Malaysian deals often benefit from support from state-owned pension funds, and a separate tranche for indigenous Bumiputera investors enables issuers to ascertain domestic demand before going out to foreign accounts, meaning that domestic investors tend to drive pricing.

Next up are deals from power and water company Ranhill Energy and Resources, which is expected to raise around US$400m, and UMW Oil and Gas, which could target US$750m–$1bn in its IPO. Maybank is principal adviser and joint global co-ordinator of the Ranhill IPO with CIMB. CIMB, Credit Suisse, Goldman Sachs and Maybank are the joint global co-ordinators for the UMW deal, while Standard Chartered is a bookrunner.
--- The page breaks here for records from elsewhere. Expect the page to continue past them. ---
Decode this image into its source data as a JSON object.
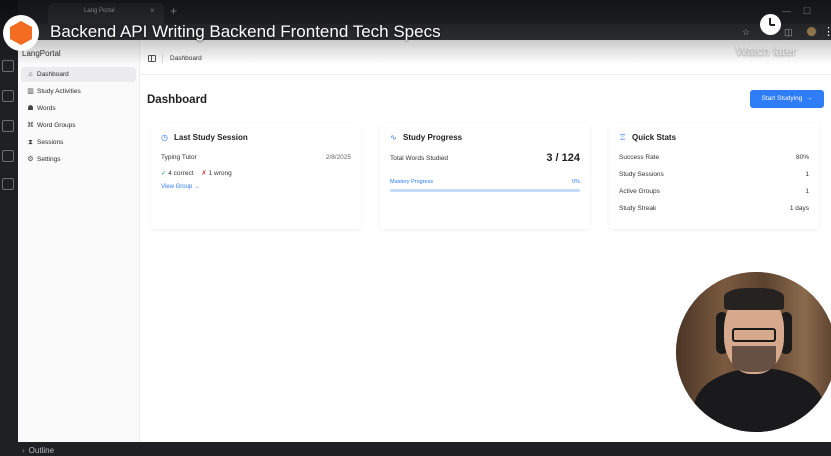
{
  "overlay": {
    "video_title": "Backend API Writing Backend Frontend Tech Specs",
    "watch_later": "Watch later"
  },
  "browser": {
    "tab_title": "Lang Portal",
    "new_tab": "+",
    "close_tab": "×"
  },
  "vscode": {
    "outline_label": "Outline"
  },
  "sidebar": {
    "brand": "LangPortal",
    "items": [
      {
        "label": "Dashboard",
        "icon": "home-icon",
        "active": true
      },
      {
        "label": "Study Activities",
        "icon": "book-icon",
        "active": false
      },
      {
        "label": "Words",
        "icon": "users-icon",
        "active": false
      },
      {
        "label": "Word Groups",
        "icon": "grid-icon",
        "active": false
      },
      {
        "label": "Sessions",
        "icon": "hourglass-icon",
        "active": false
      },
      {
        "label": "Settings",
        "icon": "gear-icon",
        "active": false
      }
    ]
  },
  "header": {
    "breadcrumb": "Dashboard"
  },
  "page": {
    "title": "Dashboard",
    "start_button": "Start Studying"
  },
  "last_session": {
    "heading": "Last Study Session",
    "activity": "Typing Tutor",
    "date": "2/8/2025",
    "correct": "4 correct",
    "wrong": "1 wrong",
    "link": "View Group"
  },
  "progress": {
    "heading": "Study Progress",
    "label": "Total Words Studied",
    "value": "3 / 124",
    "mastery_label": "Mastery Progress",
    "mastery_value": "0%",
    "mastery_fraction": 0
  },
  "quick_stats": {
    "heading": "Quick Stats",
    "rows": [
      {
        "label": "Success Rate",
        "value": "80%"
      },
      {
        "label": "Study Sessions",
        "value": "1"
      },
      {
        "label": "Active Groups",
        "value": "1"
      },
      {
        "label": "Study Streak",
        "value": "1 days"
      }
    ]
  },
  "colors": {
    "accent": "#2e7cf6",
    "correct": "#20a35a",
    "wrong": "#e03030"
  }
}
Port operator Westports Malaysia is also expected to proceed with a US$500m IPO this year, via joint global co-ordinators Credit Suisse, Goldman Sachs and Maybank.

“Given that the oil and gas sector is one of the key thrusts of Malaysia’s Economic Transformation Programme (ETP) and one of the major beneficiaries of the allocations and incentives from the Federal Government’s 2013 budget, it will be one of the busiest sectors for equity issuances this year, alongside the property and construction sectors,” said Zafrul Aziz, group CEO of Maybank Kim Eng.

Trust opportunities

The Securities Commission introduced guidelines allowing business trusts at the end of last year, which some hoped would boost the number of deals coming to market. The structure allows issuers to inject specific assets into a listed trust, similar to the format that has been used so successfully in Singapore, and means Malaysian issuers will no longer need to go abroad to use the structure.
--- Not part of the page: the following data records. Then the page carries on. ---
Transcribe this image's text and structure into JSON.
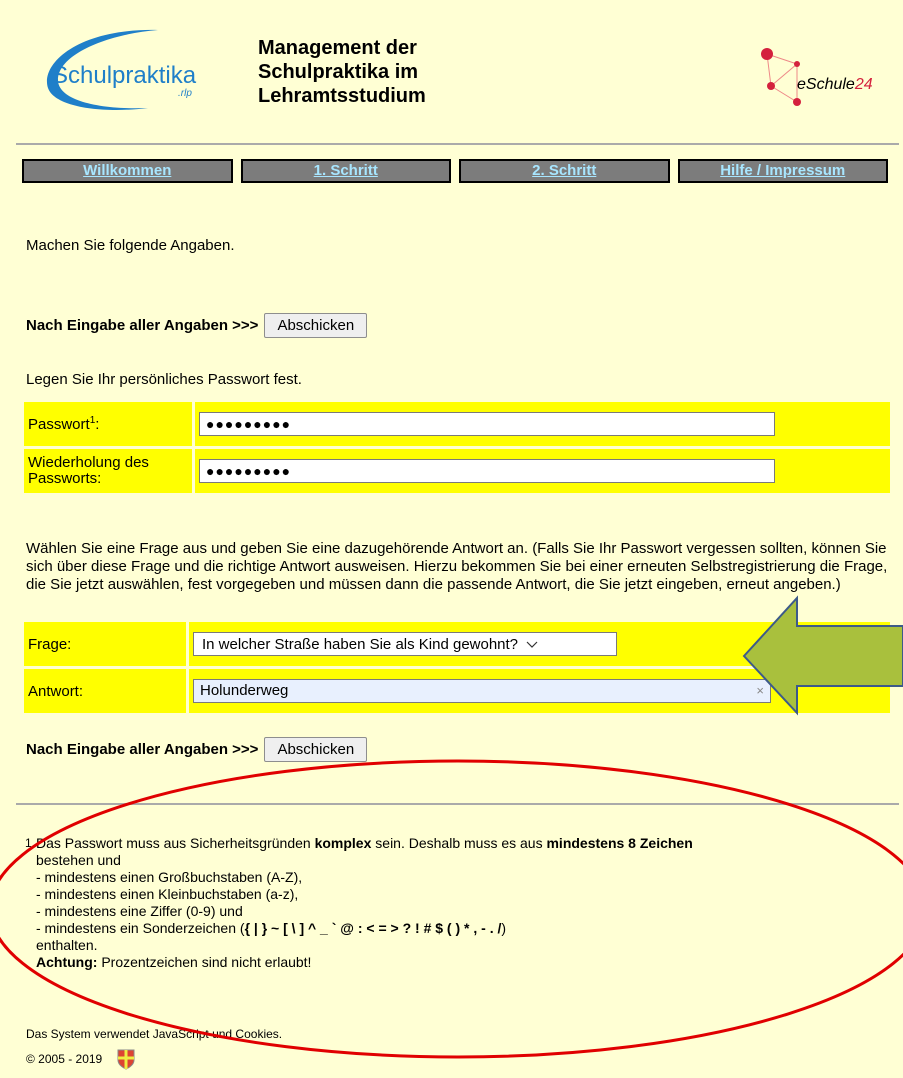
{
  "header": {
    "logo_left_text": "Schulpraktika",
    "logo_left_sub": ".rlp",
    "title_line1": "Management der",
    "title_line2": "Schulpraktika im",
    "title_line3": "Lehramtsstudium",
    "logo_right_prefix": "eSchule",
    "logo_right_suffix": "24"
  },
  "nav": {
    "items": [
      {
        "label": "Willkommen"
      },
      {
        "label": "1. Schritt"
      },
      {
        "label": "2. Schritt"
      },
      {
        "label": "Hilfe / Impressum"
      }
    ]
  },
  "main": {
    "intro": "Machen Sie folgende Angaben.",
    "submit_prefix": "Nach Eingabe aller Angaben >>>",
    "submit_label": "Abschicken",
    "password_intro": "Legen Sie Ihr persönliches Passwort fest.",
    "password_label": "Passwort",
    "password_sup": "1",
    "password_colon": ":",
    "password_value": "●●●●●●●●●",
    "repeat_label_line1": "Wiederholung des",
    "repeat_label_line2": "Passworts:",
    "repeat_value": "●●●●●●●●●",
    "question_intro": "Wählen Sie eine Frage aus und geben Sie eine dazugehörende Antwort an. (Falls Sie Ihr Passwort vergessen sollten, können Sie sich über diese Frage und die richtige Antwort ausweisen. Hierzu bekommen Sie bei einer erneuten Selbstregistrierung die Frage, die Sie jetzt auswählen, fest vorgegeben und müssen dann die passende Antwort, die Sie jetzt eingeben, erneut angeben.)",
    "question_label": "Frage:",
    "question_value": "In welcher Straße haben Sie als Kind gewohnt?",
    "answer_label": "Antwort:",
    "answer_value": "Holunderweg",
    "clear_glyph": "×"
  },
  "footnote": {
    "number": "1",
    "line1_a": "Das Passwort muss aus Sicherheitsgründen ",
    "line1_b": "komplex",
    "line1_c": " sein. Deshalb muss es aus ",
    "line1_d": "mindestens 8 Zeichen",
    "line2": "bestehen und",
    "line3": "- mindestens einen Großbuchstaben (A-Z),",
    "line4": "- mindestens einen Kleinbuchstaben (a-z),",
    "line5": "- mindestens eine Ziffer (0-9) und",
    "line6_a": "- mindestens ein Sonderzeichen (",
    "line6_b": "{ | } ~ [ \\ ] ^ _ ` @ : < = > ? ! # $ ( ) * , - . /",
    "line6_c": ")",
    "line7": "enthalten.",
    "line8_a": "Achtung:",
    "line8_b": " Prozentzeichen sind nicht erlaubt!"
  },
  "bottom": {
    "system_note": "Das System verwendet JavaScript und Cookies.",
    "copyright": "© 2005 - 2019"
  },
  "colors": {
    "background": "#ffffd4",
    "form_cell": "#ffff00",
    "nav_bg": "#7c7c7c",
    "nav_text": "#a8e6ff",
    "annotation_red": "#e00000",
    "arrow_fill": "#a9c03d",
    "arrow_stroke": "#3c5a8a"
  }
}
However, at time of writing, no company has attempted to launch a business trust offering in Malaysia. Some bankers complained that some assets that would have been ideal constituents for a trust, such as Astro Malaysia’s subscription television business or Malakoff’s power plants, had already been listed recently or earmarked for corporate IPOs, while Berjaya Sports Toto has already chosen Singapore as the planned listing venue for its gaming business trust, which will come to market later this year.

“Although the entry of business trusts as a new asset class is expected to add to the depth and breadth of the Malaysian capital markets, potential issuers, including listed companies, are still evaluating the merits and framework of a business trust structure, as a robust business trust sector in Malaysia would require players with significant market capitalisation and strong and sustainable investment returns,” said Zafrul.
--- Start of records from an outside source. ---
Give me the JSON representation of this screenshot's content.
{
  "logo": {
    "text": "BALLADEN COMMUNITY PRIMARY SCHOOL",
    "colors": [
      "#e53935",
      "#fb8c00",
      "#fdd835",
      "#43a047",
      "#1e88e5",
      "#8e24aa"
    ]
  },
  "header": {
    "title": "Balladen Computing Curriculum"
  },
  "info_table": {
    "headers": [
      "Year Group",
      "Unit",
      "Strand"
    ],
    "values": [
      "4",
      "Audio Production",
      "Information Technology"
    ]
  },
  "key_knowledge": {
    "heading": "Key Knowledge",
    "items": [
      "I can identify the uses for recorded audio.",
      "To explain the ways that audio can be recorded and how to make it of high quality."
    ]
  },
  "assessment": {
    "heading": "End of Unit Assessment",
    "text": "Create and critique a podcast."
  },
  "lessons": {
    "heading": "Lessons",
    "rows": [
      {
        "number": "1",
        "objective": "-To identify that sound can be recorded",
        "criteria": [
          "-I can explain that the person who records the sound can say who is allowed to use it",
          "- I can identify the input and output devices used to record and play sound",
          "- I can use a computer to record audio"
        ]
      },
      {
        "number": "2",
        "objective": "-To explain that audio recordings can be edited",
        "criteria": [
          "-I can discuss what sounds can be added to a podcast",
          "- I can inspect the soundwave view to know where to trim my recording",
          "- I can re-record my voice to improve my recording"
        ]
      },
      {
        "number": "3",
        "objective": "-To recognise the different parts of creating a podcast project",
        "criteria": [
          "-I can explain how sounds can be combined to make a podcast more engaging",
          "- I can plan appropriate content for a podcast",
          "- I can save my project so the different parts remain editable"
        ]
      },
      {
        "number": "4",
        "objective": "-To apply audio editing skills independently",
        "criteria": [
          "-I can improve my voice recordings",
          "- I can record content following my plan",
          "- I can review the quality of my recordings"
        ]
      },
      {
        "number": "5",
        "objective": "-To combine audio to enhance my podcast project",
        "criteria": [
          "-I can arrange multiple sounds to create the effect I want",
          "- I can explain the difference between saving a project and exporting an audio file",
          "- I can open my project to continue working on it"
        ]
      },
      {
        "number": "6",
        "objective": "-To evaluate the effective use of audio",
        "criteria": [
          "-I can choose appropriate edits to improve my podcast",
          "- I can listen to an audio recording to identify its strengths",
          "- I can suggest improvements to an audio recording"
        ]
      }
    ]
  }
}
One area that has been highly active is listings of special purpose acquisition companies, a unique structure in Asia. Malaysia is the only country in the region to allow such ‘cashbox’ listings, in which a management team raises funds for an acquisition in a certain sector, without having a particular acquisition agreed. If a SPAC does not make an acquisition within 36 months of listing, shareholders will receive 90% of their investment back, but if an acquisition goes ahead they have the chance to exercise warrants issued for free with the IPO.

South Korea has a similar structure, but only mergers are allowed.

Since Hibiscus Petroleum opened the market with its M$235m IPO in July 2011 and successfully executed an acquisition in October 2011, investors have shown strong appetite for the asset class. Several other SPACs have listed, and Cliq Energy’s M$364.3m offering in April was Malaysia’s largest IPO of the year to date, until AirAsia X priced its deal in late June. Sona Petroleum is targeting M$550m from its SPAC offering this year, which would be the largest since Malaysia introduced the asset class.